Automation of Vulnerability Information Extraction Using Transformer-Based Language Models

Fateme Hashemi Chaleshtori, Indrakshi Ray

Published: 01 Jan 2022, Last Modified: 18 Jun 2024CyberICPS/SECPRE/SPOSE/CPS4CIP/CDT&SECOMAN/EIS/SecAssure@ESORICS 2022EveryoneRevisionsBibTeXCC BY-SA 4.0

Abstract: Identifying and mitigating vulnerabilities as rapidly and extensively as possible is essential for preventing security breaches. Thus, organizations and companies often store vulnerability information, expressed in natural language, and share them with other stakeholders. Disclosure and dissemination of this information in a structured and unambiguous format in a timely manner is crucial to prevent security attacks. Many existing automated vulnerability information extraction techniques use rule-based strategies like Pattern Matching and Part-of-Speech Tagging, and Machine Learning models built on Conditional Random Fields (CRF). There are also hybrid models that integrate NLP and pattern recognition to create semi-automated systems.
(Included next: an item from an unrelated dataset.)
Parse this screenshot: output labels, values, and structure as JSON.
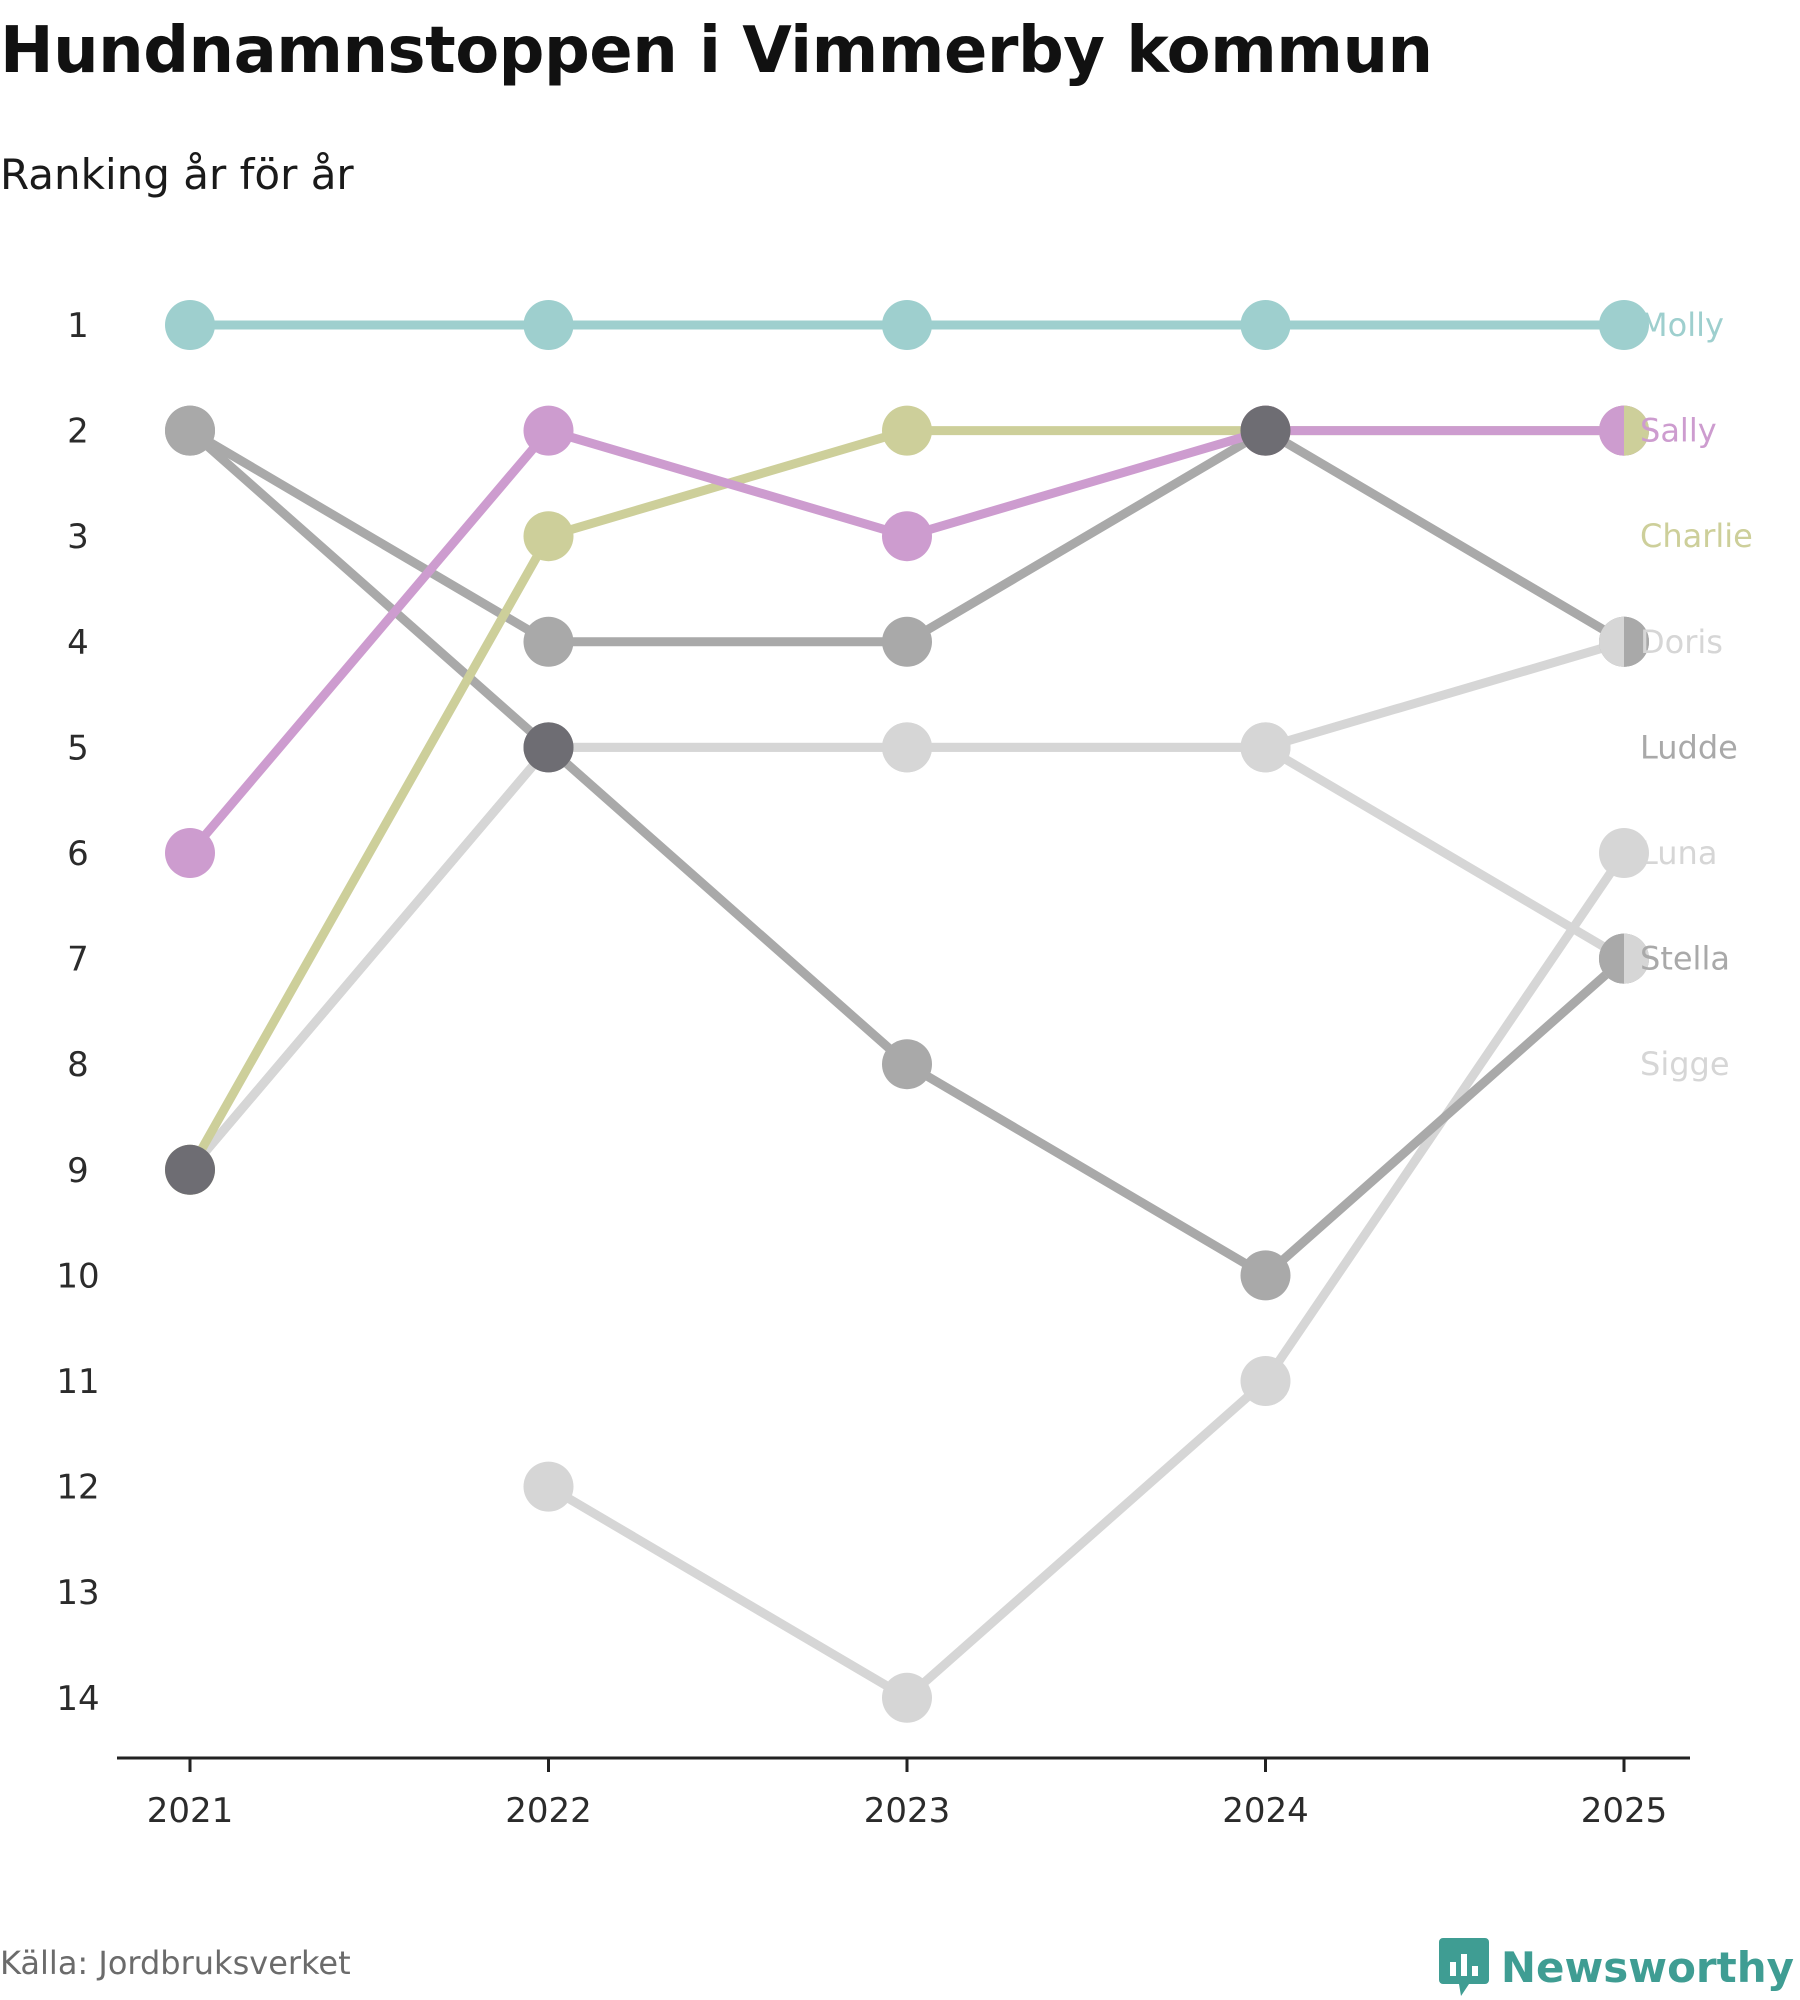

We propose an alternative approach using Transformer models, including BERT, XLNet, RoBERTa, and DistilBERT, which have been shown to have promising performance in many NLP downstream tasks such as for Named Entity Recognition (NER) and Co-reference Resolution in an end-to-end neural architecture. We fine-tune several language representation models similar to BERT, on a labeled dataset from vulnerability databases, for the task of NER so that we can automatically extract security-related words and terms and phrases from descriptions of the vulnerabilities. Our approach allows us to extract complex features from the data without requiring feature selection, thus eliminating the need for domain-expert knowledge. It also outperforms the CRF-based models. Additionally, it is able to detect new information from vulnerabilities whose description text patterns differ from those specified by rule-based systems.